Keep the ideas behind ‘defund the police,’ but forget the slogan

The Jan. 6 assault on the Capitol finally may have put to rest the debate about the usefulness and efficacy of the “defund the police” slogan. After watching how close a mob came to destroying 245 years of democracy and endangering our elected officials because of an inadequately prepared and staffed police force, the idea of “defunding the police” is even less palatable to most of the American public than it was before the riot.

On the other hand, the assault confirmed many of the critiques that lay beneath the slogan. We saw the gaping chasm between the police’s kid-glove treatment of armed white insurrectionists and the ferocious response of law enforcement to mostly peaceful Black protesters this summer. Subsequent reports of the presence of off-duty police officers among the rioters, and the possibility of “insiders” abetting the rampage, further confirmed how deeply racism and white supremacy are baked into the very structures of policing.

In sum: Police are essential to maintaining a civil and orderly democratic society but the system as a whole is — and historically has been — rife with racism and corruption. It urgently needs a comprehensive overhaul.

How can those who support the essential themes and ideas behind the “defund the police” hashtag retool their message to build public support? As a first step, we reviewed key movement leaders’ interpretations of the phrase and identified two underlying themes.

Theme One: Police are expected to play a wide range of human-service roles for which they’re ill-equipped. They are called upon to serve as first responders to a host of non-criminal matters. Communities of color suffer disproportionately from officers’ use of excessive force and coercion in situations that warrant a much lighter touch and/or a public health orientation. We need to transform the culture and mission of policing to make it more responsive to the communities police serve, while simultaneously diminishing law enforcement’s overall footprint in those communities.

Theme Two: America historically has under-invested in communities of color, denying them the resources required to address needs such as housing, education, recreation, transportation, jobs and access to health and mental health services. A “reimagined public safety” system is more fundamental and far-reaching than reallocating resources from policing to other services; it is about investing in communities of color in ways that reflect their priorities and promote wellbeing. 

The good news is that polling data tell us that support for these ideas is significant, and has the potential to grow. The following recommendations, derived from decades of communications research, may be helpful in guiding the next iteration of public messaging on their behalf:

Relay a positive vision. While urgency is critical to move people, a message for change should highlight a vision for the future we want, rather than a focus on current obstacles and disparities. Any hashtag or shortcut should focus on this vision, rather than the mechanics — in this case, “defunding.” 

Elevate values. Shared values speak to deeply held ideas about what matters. Justice, for one, resonates across demographics on social issues where equity is at stake — from education to aging — and can motivate the public to shift perspective and engage in change. Evoking pragmatism on the need to find “solutions that work” also proves effective when it comes to public safety.

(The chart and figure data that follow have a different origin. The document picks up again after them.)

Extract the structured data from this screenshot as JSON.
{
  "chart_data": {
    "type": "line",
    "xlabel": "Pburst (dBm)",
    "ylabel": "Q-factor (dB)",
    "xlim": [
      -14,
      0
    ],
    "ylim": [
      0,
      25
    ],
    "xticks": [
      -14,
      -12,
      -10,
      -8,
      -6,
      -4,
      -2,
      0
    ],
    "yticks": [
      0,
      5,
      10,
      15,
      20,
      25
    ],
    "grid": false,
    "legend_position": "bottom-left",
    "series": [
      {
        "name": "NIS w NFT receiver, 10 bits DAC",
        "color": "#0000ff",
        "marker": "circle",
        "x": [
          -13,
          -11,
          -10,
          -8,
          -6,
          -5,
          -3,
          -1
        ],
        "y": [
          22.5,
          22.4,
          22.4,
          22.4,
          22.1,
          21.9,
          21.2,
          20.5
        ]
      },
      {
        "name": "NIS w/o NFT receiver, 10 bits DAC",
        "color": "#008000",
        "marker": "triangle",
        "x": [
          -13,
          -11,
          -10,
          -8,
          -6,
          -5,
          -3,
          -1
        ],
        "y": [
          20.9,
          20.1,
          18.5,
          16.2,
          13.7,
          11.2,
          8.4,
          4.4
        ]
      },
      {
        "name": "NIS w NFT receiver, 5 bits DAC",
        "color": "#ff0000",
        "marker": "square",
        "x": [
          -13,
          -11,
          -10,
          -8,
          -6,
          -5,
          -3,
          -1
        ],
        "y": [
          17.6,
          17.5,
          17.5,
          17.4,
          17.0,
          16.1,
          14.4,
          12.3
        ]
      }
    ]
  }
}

Use metaphors. Comparisons to everyday life provide clear and common ground, building support for new ideas. To help people appreciate the need for systemic, structural reforms to our justice system, we tested the following metaphor in online experiments in order to demonstrate possible alternatives to incarceration. Results showed that it helped shift thinking from individual blame to the need for systemic reform:

Just as a bike or a car needs to have multiple gears and use the right one for the terrain, our justice system needs different resources for different situations, instead of always relying on the “prison gear.” 

The challenge for communicators and advocates is to nudge the collective consciousness toward urgently needed police reform, while simultaneously activating a more holistic understanding of our obligations to all who live here. Black Lives Matter co-founder Patrisse Cullors’ recent mention of an “economy of care” begins to get at this notion. By evoking the “benign community” — or vision of government’s primary role as one of improving lives — this framing appeals to our shared, rather than separate, fates.   

Historian George Packer once wrote that this impulse toward a more just, inclusive and cohesive society continues to beat “somewhere under our skin.” It is up to all of us to mount a collective effort to locate and resuscitate it.

Johanna Wald is a freelance writer/researcher and consultant. She is the former director of strategic planning for the Charles Hamilton Houston Institute, and currently consults for FrameWorks Institute and Strategies for Youth. 

 Nat Kendall-Taylor is a psychological anthropologist and the CEO of the nonprofit FrameWorks Institute. He is a senior fellow at the Center on the Developing Child at Harvard University, a visiting professor at the Child Study Center at Yale School of Medicine, and a fellow at the British-American Project.